What does this mean? Exactly that President Putin can bark harshly: "Sha! Do as I said!" only 38%. Agree, this is a somewhat different calico in the command-and-control system of corporate governance. By the way, the profit from the sale of gas is also distributed - you and I get only 38% of the gas produced by GAZPROM, because the contents of our bowels, having passed through the pipe to the surface, are somehow transformed and begin to belong to the technicians who stuck this pipe. As if a neighbor, putting a pump on a well in your yard, sold water to everyone (well, to you as well), paying you a tax on this action. But I digress, let us return to GAZPROM, having specified that even 38% of the produced gas still belongs not to you and me, but to GAZPROM itself, we only own a share in the profit.

There is also Rosneftegaz, 100% owned by Rosiimushchestvo, which was created as a “temporary storage facility” for Rosneft and Gazprom shares. It was assumed that it would be liquidated as soon as the multibillion-dollar loan received was repaid, but it still exists. What for? And then, so as not to concentrate a controlling stake in one hand. After all, a direct blocking stake should be 50% + 1 share. This is the subtlety - in order to directly block any other decision, 50% +1 should be concentrated in one hand. Otherwise, dances with horses begin.

Why am I all this? Besides the fact that Russia is not authoritarian in its decisions on GAZPROM, ours should agree with the rest of the owners.

Who are these "other owners"? From the graph you can see - this is Bank of NY and some "others".

Well, BoNY is clear in what direction - it disguises itself as the issuer of American Depositary Receipts issued for GAZPROM shares. In order not to puzzle in vain, I will explain - this is a veiled form of transferring state property from the metropolitan colony. Those. 27% were directly transferred to "our American partners", as VVP loves to joke merrily. Why 27? But because from 25 percent there is a "disclosure" of shares, ie. the owner of these 27% can hack to death the decisions made by the Company.

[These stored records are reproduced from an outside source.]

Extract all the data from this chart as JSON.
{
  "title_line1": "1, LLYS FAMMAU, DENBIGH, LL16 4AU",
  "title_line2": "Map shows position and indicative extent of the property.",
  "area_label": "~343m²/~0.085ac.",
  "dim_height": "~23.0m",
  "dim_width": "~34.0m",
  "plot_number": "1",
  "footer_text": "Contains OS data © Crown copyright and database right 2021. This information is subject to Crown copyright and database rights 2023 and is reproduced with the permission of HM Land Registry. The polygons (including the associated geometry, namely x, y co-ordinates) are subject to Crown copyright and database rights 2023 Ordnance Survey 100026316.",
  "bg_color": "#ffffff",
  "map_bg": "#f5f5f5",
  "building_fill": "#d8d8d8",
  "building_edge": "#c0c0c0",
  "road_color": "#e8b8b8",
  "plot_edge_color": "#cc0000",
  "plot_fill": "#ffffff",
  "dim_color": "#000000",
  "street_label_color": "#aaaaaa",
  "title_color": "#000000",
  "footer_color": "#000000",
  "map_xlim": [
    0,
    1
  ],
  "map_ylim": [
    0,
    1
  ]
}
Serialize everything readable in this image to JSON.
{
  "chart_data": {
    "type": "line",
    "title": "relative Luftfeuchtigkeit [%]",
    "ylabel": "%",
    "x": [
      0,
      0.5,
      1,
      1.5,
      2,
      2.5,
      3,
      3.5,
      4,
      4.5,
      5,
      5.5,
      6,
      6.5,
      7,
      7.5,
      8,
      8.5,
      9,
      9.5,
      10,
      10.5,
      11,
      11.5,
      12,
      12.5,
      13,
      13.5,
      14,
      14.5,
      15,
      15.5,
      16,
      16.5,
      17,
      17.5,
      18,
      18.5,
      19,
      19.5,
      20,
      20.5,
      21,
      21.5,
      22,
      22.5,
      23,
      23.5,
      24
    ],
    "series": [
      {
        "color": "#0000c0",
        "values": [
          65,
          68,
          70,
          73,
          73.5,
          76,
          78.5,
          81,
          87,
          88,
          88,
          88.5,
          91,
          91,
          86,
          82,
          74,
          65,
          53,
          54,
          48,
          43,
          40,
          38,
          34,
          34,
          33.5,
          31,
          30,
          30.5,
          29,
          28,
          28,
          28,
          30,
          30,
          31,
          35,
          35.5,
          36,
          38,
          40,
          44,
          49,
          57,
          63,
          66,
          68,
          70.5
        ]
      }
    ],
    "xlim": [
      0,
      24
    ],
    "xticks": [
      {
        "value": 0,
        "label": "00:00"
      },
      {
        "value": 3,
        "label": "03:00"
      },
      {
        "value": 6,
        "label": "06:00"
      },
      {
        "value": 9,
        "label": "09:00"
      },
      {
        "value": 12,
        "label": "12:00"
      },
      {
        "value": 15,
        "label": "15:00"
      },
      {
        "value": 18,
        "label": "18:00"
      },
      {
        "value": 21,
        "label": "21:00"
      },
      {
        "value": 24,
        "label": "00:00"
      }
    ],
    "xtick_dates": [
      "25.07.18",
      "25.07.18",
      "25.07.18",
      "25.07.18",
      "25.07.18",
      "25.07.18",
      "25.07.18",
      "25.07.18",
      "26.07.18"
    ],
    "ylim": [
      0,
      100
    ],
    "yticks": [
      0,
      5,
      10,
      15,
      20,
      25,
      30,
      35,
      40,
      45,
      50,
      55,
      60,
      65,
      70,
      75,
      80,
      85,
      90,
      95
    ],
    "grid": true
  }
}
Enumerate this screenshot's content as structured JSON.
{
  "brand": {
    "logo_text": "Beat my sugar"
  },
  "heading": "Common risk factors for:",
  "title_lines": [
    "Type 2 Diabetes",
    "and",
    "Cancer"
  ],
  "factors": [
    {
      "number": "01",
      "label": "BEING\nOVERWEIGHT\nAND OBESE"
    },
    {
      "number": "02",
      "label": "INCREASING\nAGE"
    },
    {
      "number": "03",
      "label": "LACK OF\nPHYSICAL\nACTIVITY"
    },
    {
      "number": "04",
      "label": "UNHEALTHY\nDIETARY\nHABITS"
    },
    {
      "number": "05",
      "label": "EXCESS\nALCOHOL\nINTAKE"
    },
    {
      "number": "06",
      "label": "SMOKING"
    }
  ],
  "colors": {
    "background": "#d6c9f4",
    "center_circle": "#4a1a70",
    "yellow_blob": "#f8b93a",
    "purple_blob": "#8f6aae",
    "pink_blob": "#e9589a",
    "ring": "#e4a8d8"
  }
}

Who else are the shareholders, who are these "others"?

E.ON Ruhrgas AG, Germany's largest natural gas distributor - 6.5%
Deutsche UFG, a hedge fund company 100% owned by Deutsche Bank - over 3%
NAFTA-MOSCOW, a Cyprus company (guess why and by whom it was created) - 5.3%
NAFTA-VOSTOK, the fund, again, it's not even worth explaining who was created - 1.5%
INTECO (yes, Madame Baturina) - 1%
The remaining 5.5% is scattered between the co-workers, t.s. on the milk to your beloved.

So, Russia, or rather our President Putin V.V. (I, in principle, have not separated my president for some time now), I am not in a position to rigidly make an unambiguous decision on certain actions of GAZPROM, but must negotiate with the same who prepares all this garbage with gas supplies - amers, burghers and the first column, which owns assets located outside the Russian jurisdiction, and directly controls the concern.

And now look - Putin is alone in GAZPROM. Against him are the shareholders, the authors of the coup in Ukraine, and the managers who are held by the Adam's apple of their assets by the same shareholders.